Notre objectif est d'abord d'apporter aux patients une situation de détente qui puisse diminuer leur niveau d'anxiété. Par la suite, de les stimuler à l'aide d'une mise en situation très primitive, en permanence dans l'eau et avec l'écoute de sons dans et hors de l'eau, qui rappelle la situation de l'enfant avant de naître dans le liquide amniotique. Il s'agirait de permettre une éventuelle reconnection entre le système auditif vestibulaire, le cervelet et les régions de projection frontales (Leiner HC. et al. 1995 . - Courchesne E. et al. 1994).

Nous partons de l'hypothèse complémentaire que le cerveau garde un potentiel plastique à tout âge et que des connections fonctionnelles, des nouvelles connections synaptiques, peuvent apparaître ou réapparaître à travers une sorte de rééducation neuronale.

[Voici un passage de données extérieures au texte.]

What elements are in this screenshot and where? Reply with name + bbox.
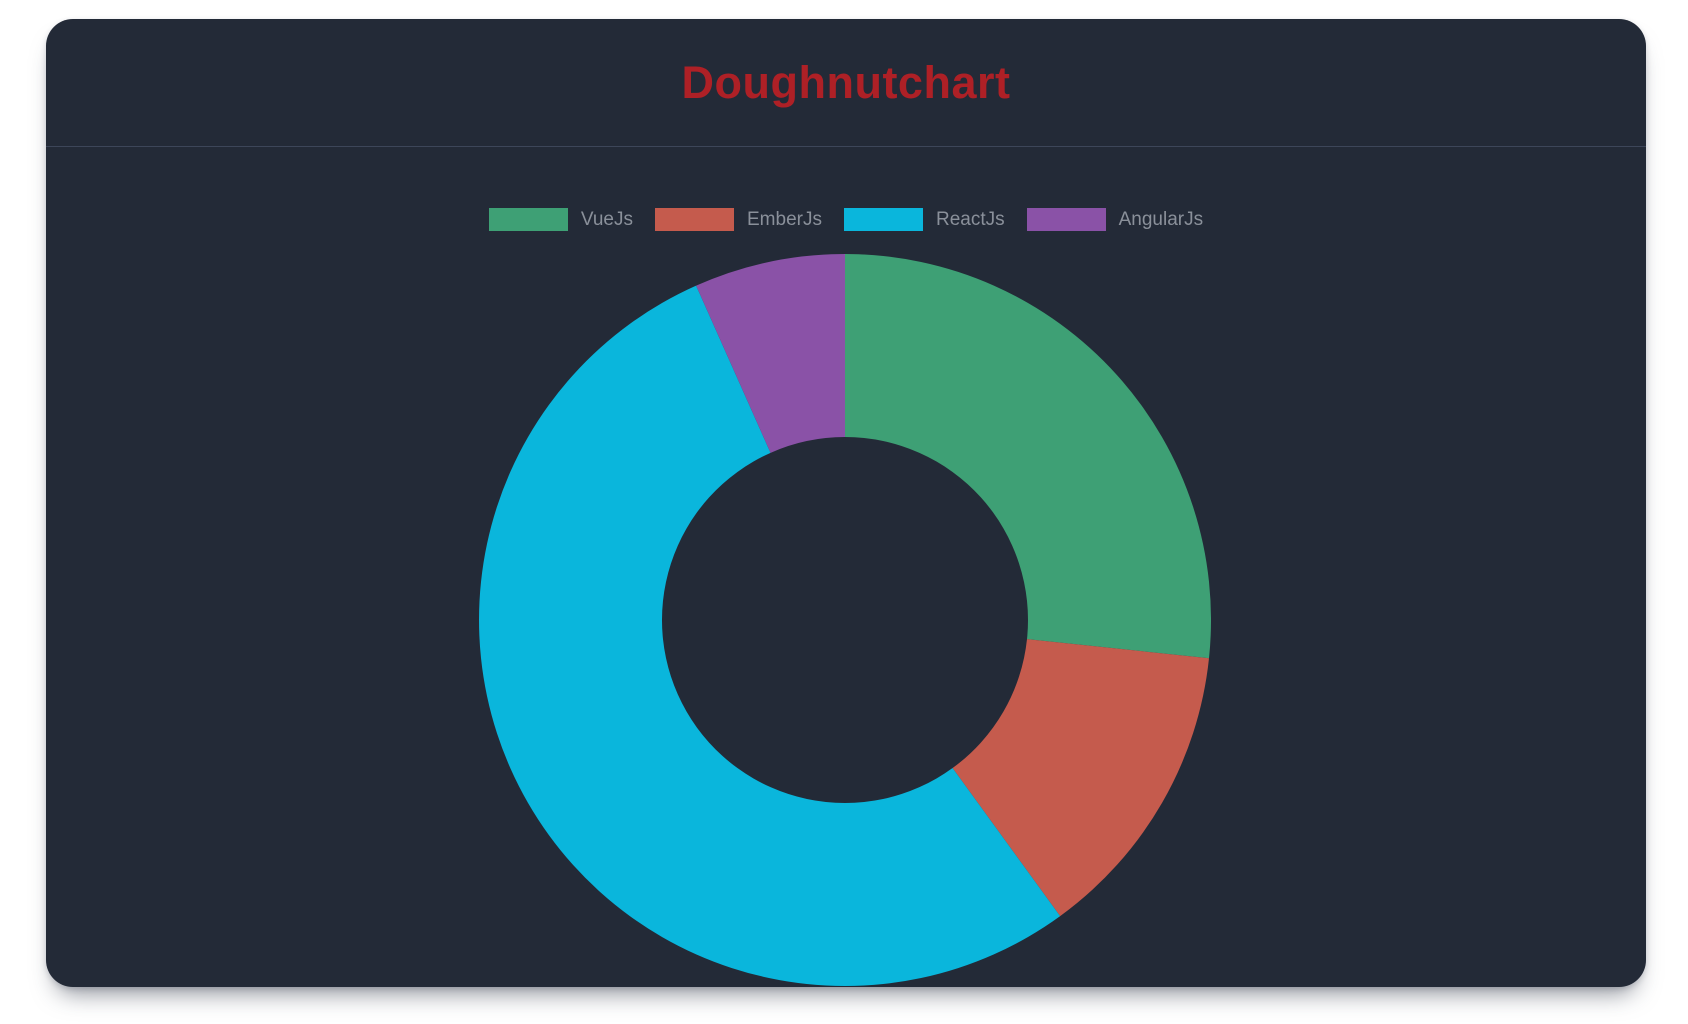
legend-item-angularjs[interactable]: AngularJs bbox=[1026, 208, 1204, 231]
legend-item-emberjs[interactable]: EmberJs bbox=[655, 208, 822, 231]
legend-label: AngularJs bbox=[1118, 208, 1204, 230]
legend-swatch-vuejs bbox=[488, 208, 568, 231]
doughnut-chart bbox=[479, 254, 1211, 986]
chart-legend: VueJs EmberJs ReactJs AngularJs bbox=[46, 208, 1646, 231]
legend-label: EmberJs bbox=[747, 208, 822, 230]
slice-angularjs[interactable] bbox=[696, 254, 845, 453]
legend-swatch-emberjs bbox=[655, 208, 734, 231]
legend-swatch-angularjs bbox=[1026, 208, 1106, 231]
slice-vuejs[interactable] bbox=[845, 254, 1211, 659]
legend-item-reactjs[interactable]: ReactJs bbox=[843, 208, 1005, 231]
legend-swatch-reactjs bbox=[843, 208, 923, 231]
legend-item-vuejs[interactable]: VueJs bbox=[488, 208, 633, 231]
chart-title: Doughnutchart bbox=[681, 56, 1011, 108]
slice-reactjs[interactable] bbox=[479, 285, 1061, 986]
card-header: Doughnutchart bbox=[46, 19, 1646, 147]
chart-card: Doughnutchart VueJs EmberJs ReactJs Angular… bbox=[46, 19, 1646, 987]
slice-emberjs[interactable] bbox=[952, 639, 1209, 917]
legend-label: ReactJs bbox=[935, 208, 1005, 230]
legend-label: VueJs bbox=[580, 208, 633, 230]
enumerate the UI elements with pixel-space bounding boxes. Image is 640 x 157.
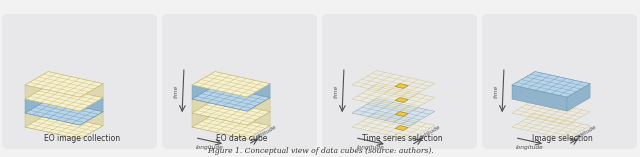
Polygon shape: [247, 84, 270, 111]
Text: Figure 1. Conceptual view of data cubes (source: authors).: Figure 1. Conceptual view of data cubes …: [207, 147, 433, 155]
Polygon shape: [192, 72, 270, 97]
Polygon shape: [192, 113, 247, 139]
Polygon shape: [192, 100, 270, 125]
Polygon shape: [512, 72, 590, 97]
Text: longitude: longitude: [516, 145, 544, 150]
Text: latitude: latitude: [256, 124, 278, 140]
Polygon shape: [352, 85, 435, 112]
Text: longitude: longitude: [196, 145, 224, 150]
Polygon shape: [192, 85, 247, 111]
Text: EO data cube: EO data cube: [216, 134, 268, 143]
Text: time: time: [174, 85, 179, 98]
Polygon shape: [512, 114, 590, 139]
FancyBboxPatch shape: [322, 14, 477, 149]
Polygon shape: [25, 113, 80, 139]
Polygon shape: [192, 99, 247, 125]
Polygon shape: [80, 98, 103, 125]
Polygon shape: [247, 98, 270, 125]
Polygon shape: [512, 86, 590, 111]
Polygon shape: [25, 72, 103, 97]
Polygon shape: [395, 98, 408, 102]
Text: longitude: longitude: [357, 145, 385, 150]
Polygon shape: [192, 86, 270, 111]
Polygon shape: [25, 99, 80, 125]
Text: EO image collection: EO image collection: [44, 134, 120, 143]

Le résultat pourrait être le développement de liens synaptiques vicariants, et cela même chez le patient autiste adulte. Pour utiliser une image simple nous voudrions induire un recablage, une sorte de pontage synaptique qui reconstruirait un circuit fonctionnellement plus efficace.

METHODES

Nous avons étudié l'évolution de 4 patients présentant un diagnostique d'autisme ou de troubles autistiques associés à des diagnostiques psychiatriques. Tous les patients présentent un retard mental de sévère à profond ( voir tableau 1), ils sont pour une large majorité non verbaux ou très peu verbaux.

Les évaluations préalables des patients ont été faites avec passation du CARS plusieurs mois avant le début de la thérapie " groupe Sonar " et passation de l' ABC le mois précédant celle-ci (voir annexes 1 et 2).

Une passation du CARS et de l' ABC a été faite par la suite environ 12 mois après le début de la prise en soins.

La psychologue qui a fait la passation du CARS et de l' ABC n'appartient pas au groupe des soignants engagés dans le groupe sonar.

Ce type de test fait partie de la routine clinique habituelle. Le patient n'est pas directement questionné. La psychologue a rencontré le référent principal des patients concernés par cette étude.
Nous nous sommes largement inspirés, surtout pour ce qui concerne la partie de mise en situation des patients, d'une approche TEACCH (voir annexe 3).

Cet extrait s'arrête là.